The main other way to say "can" for a verb is the potential verb form, which I assume you are yet to encounter :) -- so here is a summary of how to form it! (See also the entry in Tae Kim's Guide to Japanese Grammar, who probably does a better job than I... here).
For Group 1/'う' verbs (e.g. 行く、飲む), you change the final sound to the え-line, and add る e.g. 行く→行ける (can go)、飲む→飲める (can drink). These then conjugate like Group 2/'る' verbs.
For Group 2/'る' verbs (e.g. 食べる、信じる (a Gr. 2 exception)), you cut off the る, and add られる. e.g. 食べる→食べられる (can eat), 信じられる (can believe). These are the official forms, but there is also a slang-ier contracted form for the Group 2 verbs, where you drop the ら e.g. 食べれる, in case you encounter these. But you probably don't have to worry about that for now...

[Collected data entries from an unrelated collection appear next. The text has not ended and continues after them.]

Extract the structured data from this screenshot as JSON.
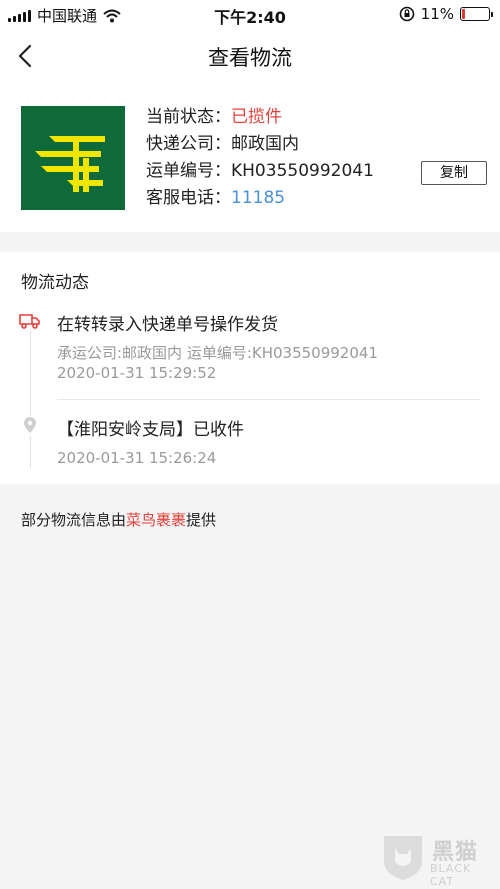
{
  "status_bar": {
    "carrier": "中国联通",
    "time": "下午2:40",
    "battery_percent": "11%",
    "battery_level": 0.11
  },
  "nav": {
    "title": "查看物流"
  },
  "info": {
    "status_label": "当前状态：",
    "status_value": "已揽件",
    "company_label": "快递公司：",
    "company_value": "邮政国内",
    "tracking_label": "运单编号：",
    "tracking_value": "KH03550992041",
    "phone_label": "客服电话：",
    "phone_value": "11185",
    "copy_button": "复制"
  },
  "tracking": {
    "heading": "物流动态",
    "events": [
      {
        "title": "在转转录入快递单号操作发货",
        "detail": "承运公司:邮政国内 运单编号:KH03550992041",
        "time": "2020-01-31 15:29:52"
      },
      {
        "title": "【淮阳安岭支局】已收件",
        "time": "2020-01-31 15:26:24"
      }
    ]
  },
  "footer": {
    "prefix": "部分物流信息由",
    "link": "菜鸟裹裹",
    "suffix": "提供"
  },
  "watermark": {
    "cn": "黑猫",
    "en": "BLACK CAT"
  },
  "colors": {
    "accent_red": "#e5403a",
    "link_blue": "#4a90d9",
    "logo_green": "#0e6b39",
    "logo_yellow": "#f2e600"
  }
}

For Group 3 verbs, you have 来る→来られる (can come), and する→できる (can do, as in the Vることができる construction).
This post explains that there is some nuance between the type of "can" that each of these constructions expresses (i.e. ことができる perhaps implies a technical ability, while the potential form of a verb has a broader meaning): https://japanese.stackexchange.com/a/2719/33435
There are a few other ways you might express potential (e.g. using the noun for potential 可能), but the two ways above are the most important means of doing so.
Hope that helps, and good luck on your Japanese learning journey!